Life as We Don’t Know It
In talking to scientists while researching this article, I was continually surprised at how little we know about marine life. Most of our knowledge comes through what we can conveniently count — fish catches brought to our dinner plates over past decades, or the numbers of seals and seabirds visible from beaches. Even though oceans cover 71 percent of the world’s surface, few humans venture far from the coasts, and even fewer explore deeper than 100 feet down. Scientists therefore face difficulties in studying our warmed and warming seas. They have no baseline — no pre-climate change census — against which to systematically measure population shifts and declines. Nor do they understand the interrelationships within deep-sea ecosystems well enough to predict how those systems will respond to mounting human pressures.
Also waiting in the depths are unseen and scarcely understood dangers, such as the millions of tons of methane hydrates that lie frozen in the shadow of the world’s continental shelves. If our fossil-fuel emissions warm the oceans sufficiently to melt and release this methane — a gas 20 times more effective than CO2 at trapping heat — we could see catastrophic climate change. Such a methane hydrate “burp” may have caused the Permian extinction around 250 million years ago, when more than 90 percent of life on earth vanished.
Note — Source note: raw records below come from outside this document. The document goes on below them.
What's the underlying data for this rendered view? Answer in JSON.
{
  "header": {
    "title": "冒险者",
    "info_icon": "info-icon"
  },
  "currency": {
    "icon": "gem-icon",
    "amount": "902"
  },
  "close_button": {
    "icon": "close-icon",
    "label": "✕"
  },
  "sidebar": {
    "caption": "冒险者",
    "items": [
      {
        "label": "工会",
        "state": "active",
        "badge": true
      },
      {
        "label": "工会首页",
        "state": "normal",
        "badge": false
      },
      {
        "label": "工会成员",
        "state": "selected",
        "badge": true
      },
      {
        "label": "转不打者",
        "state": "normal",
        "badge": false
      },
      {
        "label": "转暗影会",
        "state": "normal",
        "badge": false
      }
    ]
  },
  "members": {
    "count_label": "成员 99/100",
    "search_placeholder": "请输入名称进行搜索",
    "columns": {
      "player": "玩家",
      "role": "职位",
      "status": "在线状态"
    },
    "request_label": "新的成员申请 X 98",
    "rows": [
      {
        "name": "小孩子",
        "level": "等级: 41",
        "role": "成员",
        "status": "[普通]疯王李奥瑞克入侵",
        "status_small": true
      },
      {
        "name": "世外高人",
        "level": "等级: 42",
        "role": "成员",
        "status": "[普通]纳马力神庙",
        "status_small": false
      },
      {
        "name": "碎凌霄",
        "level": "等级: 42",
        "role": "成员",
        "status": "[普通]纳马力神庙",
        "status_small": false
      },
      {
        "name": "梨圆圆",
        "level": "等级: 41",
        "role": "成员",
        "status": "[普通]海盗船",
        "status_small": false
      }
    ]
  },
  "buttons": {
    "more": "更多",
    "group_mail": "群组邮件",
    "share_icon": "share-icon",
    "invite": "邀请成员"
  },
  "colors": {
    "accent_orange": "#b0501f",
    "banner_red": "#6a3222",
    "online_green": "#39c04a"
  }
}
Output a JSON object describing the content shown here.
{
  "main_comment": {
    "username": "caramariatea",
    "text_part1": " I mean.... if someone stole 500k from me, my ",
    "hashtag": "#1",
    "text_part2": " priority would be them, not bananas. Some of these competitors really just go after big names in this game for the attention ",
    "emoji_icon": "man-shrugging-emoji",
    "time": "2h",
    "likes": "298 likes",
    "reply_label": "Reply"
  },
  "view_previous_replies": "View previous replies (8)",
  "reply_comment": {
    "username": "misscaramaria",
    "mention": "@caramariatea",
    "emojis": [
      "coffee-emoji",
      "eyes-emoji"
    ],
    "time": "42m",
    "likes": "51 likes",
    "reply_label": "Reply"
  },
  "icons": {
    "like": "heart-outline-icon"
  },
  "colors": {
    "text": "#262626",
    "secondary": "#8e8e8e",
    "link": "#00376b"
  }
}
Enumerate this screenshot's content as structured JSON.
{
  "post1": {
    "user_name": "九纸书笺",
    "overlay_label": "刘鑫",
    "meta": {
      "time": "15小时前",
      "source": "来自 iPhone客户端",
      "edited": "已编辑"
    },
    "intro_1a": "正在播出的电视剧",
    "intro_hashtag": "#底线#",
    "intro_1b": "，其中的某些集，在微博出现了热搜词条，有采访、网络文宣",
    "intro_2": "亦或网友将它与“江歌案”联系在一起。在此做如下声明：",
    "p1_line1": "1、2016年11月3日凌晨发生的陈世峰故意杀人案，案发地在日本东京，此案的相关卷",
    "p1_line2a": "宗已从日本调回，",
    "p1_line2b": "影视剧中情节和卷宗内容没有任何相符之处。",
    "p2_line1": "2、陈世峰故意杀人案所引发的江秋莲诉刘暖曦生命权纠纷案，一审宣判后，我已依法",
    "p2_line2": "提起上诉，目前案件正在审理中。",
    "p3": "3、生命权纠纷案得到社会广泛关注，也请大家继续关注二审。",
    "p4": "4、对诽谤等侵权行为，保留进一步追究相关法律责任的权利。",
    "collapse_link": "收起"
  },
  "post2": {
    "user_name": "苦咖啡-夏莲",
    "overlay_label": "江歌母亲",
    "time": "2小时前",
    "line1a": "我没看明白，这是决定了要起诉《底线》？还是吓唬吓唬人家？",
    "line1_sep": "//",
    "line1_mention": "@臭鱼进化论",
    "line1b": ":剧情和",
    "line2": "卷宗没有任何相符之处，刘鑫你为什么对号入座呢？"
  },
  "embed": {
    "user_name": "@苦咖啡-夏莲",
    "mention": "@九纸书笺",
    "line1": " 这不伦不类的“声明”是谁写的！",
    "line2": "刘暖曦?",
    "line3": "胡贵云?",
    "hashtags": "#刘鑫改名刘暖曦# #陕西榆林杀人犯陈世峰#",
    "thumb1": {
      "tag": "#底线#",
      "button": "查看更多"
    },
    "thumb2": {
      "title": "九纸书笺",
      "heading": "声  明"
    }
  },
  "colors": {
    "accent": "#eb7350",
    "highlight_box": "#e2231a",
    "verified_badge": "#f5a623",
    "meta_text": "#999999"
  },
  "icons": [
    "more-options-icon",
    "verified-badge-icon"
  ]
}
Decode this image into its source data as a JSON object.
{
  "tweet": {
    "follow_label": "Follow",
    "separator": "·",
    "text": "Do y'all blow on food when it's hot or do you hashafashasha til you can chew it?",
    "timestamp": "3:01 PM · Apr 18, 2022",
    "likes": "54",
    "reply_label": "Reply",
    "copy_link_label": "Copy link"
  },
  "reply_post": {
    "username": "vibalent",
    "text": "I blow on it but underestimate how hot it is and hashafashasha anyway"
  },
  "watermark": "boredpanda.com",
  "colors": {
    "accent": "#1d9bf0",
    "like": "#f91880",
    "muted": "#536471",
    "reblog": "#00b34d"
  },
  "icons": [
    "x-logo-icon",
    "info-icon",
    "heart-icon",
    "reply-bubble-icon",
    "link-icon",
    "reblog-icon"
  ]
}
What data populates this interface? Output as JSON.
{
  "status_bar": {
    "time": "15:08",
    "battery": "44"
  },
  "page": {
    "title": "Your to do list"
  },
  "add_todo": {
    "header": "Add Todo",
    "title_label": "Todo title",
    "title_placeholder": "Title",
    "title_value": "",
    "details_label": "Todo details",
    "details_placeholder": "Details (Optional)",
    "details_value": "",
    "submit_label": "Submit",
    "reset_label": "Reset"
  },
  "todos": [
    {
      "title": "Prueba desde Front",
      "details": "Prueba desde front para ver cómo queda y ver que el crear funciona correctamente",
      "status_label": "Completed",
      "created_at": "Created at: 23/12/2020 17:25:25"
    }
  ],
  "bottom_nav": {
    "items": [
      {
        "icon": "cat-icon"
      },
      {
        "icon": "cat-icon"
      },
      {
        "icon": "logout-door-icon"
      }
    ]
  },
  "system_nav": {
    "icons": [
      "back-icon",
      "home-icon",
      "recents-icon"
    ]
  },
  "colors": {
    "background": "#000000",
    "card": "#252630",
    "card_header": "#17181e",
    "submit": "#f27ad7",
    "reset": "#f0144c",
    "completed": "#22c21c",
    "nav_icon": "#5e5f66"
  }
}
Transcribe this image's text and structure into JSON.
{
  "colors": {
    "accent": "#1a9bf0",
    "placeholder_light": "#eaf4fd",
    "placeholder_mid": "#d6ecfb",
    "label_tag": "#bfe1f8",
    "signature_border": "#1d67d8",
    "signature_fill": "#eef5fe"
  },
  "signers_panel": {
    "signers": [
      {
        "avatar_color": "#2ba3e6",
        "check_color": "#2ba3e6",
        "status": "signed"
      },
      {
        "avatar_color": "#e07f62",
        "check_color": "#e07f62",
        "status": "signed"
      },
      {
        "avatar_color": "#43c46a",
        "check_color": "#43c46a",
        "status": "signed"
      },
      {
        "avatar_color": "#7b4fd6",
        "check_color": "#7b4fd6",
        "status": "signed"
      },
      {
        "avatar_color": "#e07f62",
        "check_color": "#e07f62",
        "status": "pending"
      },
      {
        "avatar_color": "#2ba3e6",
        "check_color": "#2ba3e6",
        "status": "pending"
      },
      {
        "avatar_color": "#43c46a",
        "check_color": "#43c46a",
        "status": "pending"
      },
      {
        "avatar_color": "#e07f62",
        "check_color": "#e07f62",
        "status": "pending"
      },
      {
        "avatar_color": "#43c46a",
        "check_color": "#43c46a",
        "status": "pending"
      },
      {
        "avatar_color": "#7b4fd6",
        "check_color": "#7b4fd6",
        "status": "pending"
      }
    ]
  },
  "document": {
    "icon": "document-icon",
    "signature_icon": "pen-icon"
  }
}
We humans have a huge stake in preserving the health of the world’s oceans. We currently get 16 percent of our animal protein from the seas and, to do that, we already fully exploit or over-exploit more than 60 percent of the world’s fisheries. A decline in ocean productivity due to global climate change and acidification would almost certainly mean less food on the table for a ballooning human population.
For everything we know and don’t know about the bounteous oceans, it seems prudent to take steps now to rapidly ease up on the global-warming accelerator, to seek passage of the Climate Stewardship Act by Congress, and to force the Bush administration to take responsible action on global warming. These first steps would not only help ensure the survival of organisms with which we are familiar — seagulls, blue whales, our children — but of all those deep-sea marvels we’ve yet to glimpse.